На самое дно, где покоится тайна.

Новые книги Валерия Михайлова — это уже не столько этапы творческого самоопределения поэта и даже не только судьба поэтического поколения шестидесятых-семидесятых, которые, как и всегда в русской литературе, не составили и не могли составить единого направления, чем объективно выразили трагическое, прежде всего — духовное — противостояние, ставшее уже тяжелой традицией в русской литературе, истории и культуре в целом. Валерий Михайлов в этих двух книгах четко и даже жестко обозначил путь художественной мысли в современном беспутном мире — это русло русского православия. Путь тяжелейший, лишенный каких бы то ни было иллюзий: от социально-бытовых соблазнов до маргинальной всеядности — это жизнь собственной души, подотчетной только Богу:

Все на этом свете — только для того,

Чтобы жизнь воспети в милости Его,

Все ему воздати… — а там станет звать:

— Спати, спати, спати! — ласковая Мать.

"Он трезво мыслит о земле, В мистической купаясь мгле", — писал о национальном характере Вяч.Иванов. Но, не чувствуя и не понимая даже "мистической" цели Бытия, мы весь 20 век пытаемся строить и перестраивать Жизнь, в том числе и Душу ближнего. Живем повседневной сутолокой, не только не понимая, даже не чувствуя, что существует другая жизнь — Божья. Жизнь человека как бытие вечного Духа в бренном и тленном теле:

Дорога уходит не в поле, а в небо…

Пусть поле себе на земле остается…

И эхо несется над волнами хлеба:

— Душа не прервется! Душа не прервется!

Ведь тлен — это и есть тело, а жизнь только бремя тела, только наказание — как Наказ свыше о сохранении Души. Как меняется при таком восприятии жизни система ценностей!

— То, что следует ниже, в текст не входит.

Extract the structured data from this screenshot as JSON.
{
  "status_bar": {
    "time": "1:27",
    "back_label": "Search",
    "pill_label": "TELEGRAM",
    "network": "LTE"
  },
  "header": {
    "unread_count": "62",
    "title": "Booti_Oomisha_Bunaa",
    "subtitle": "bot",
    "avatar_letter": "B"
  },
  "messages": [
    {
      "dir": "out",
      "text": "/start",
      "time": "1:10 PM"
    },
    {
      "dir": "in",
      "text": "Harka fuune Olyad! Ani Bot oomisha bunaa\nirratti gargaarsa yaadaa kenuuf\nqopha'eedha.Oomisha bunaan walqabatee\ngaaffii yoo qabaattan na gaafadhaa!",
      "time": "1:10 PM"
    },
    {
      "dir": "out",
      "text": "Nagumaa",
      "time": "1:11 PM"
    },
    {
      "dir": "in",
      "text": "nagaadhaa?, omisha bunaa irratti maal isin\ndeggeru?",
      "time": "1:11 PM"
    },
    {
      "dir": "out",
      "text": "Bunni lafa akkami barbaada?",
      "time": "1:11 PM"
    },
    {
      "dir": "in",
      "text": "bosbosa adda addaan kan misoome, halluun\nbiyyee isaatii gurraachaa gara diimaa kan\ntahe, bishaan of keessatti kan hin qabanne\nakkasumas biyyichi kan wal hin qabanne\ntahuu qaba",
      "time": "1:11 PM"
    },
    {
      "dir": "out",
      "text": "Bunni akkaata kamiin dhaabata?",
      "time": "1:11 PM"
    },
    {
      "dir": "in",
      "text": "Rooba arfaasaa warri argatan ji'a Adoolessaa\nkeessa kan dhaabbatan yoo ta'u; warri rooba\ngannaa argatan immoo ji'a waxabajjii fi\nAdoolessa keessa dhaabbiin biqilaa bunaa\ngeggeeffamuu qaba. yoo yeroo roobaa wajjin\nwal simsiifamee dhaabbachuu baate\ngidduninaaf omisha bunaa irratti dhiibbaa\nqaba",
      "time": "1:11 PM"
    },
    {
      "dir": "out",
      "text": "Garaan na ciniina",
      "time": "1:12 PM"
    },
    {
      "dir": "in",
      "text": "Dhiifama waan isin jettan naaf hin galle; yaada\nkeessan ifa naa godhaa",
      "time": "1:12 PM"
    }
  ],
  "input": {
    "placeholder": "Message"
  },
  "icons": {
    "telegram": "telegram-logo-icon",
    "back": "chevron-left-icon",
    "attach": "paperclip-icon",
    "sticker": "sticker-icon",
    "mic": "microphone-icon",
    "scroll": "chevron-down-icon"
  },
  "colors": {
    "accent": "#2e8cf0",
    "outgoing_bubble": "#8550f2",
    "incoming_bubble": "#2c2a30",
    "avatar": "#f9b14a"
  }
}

Поэзия Валерия Михайлова — это своеобразные лиро-эпические циклы, объединенные единством нравственного чувства и совершенно созвучные русской общелитературной художественной традиции, характерной и для прозы (эпические циклы Тургенева, Толстого, Достоевского, а в 20 веке — деревенской прозы), и для поэзии (прежде всего, философской лирики Тютчева), которые несут в себе безусловный эпический масштаб. Возникшая на переломе эпох (а в данном случае — даже не веков, а тысячелетий), на историческом переломе, осложненном государственно-политическим крахом тектонического масштаба, она была объективно обречена на неизбежное, эпохой обусловленное, осознание себя в цепи времен (оставшись без прошлого, мы драматически вынуждены осознать себя даже не в истории, а в Вечности).

Поколение, потерянное на просторах Вселенной и в пучине Времени. Государственно-политический бедлам, отсутствие каких бы то ни было социальных ориентиров и полный нравственный дефолт. Даже великий и могучий язык в своих нормативных пределах не дает всей полноты нравственной катастрофы.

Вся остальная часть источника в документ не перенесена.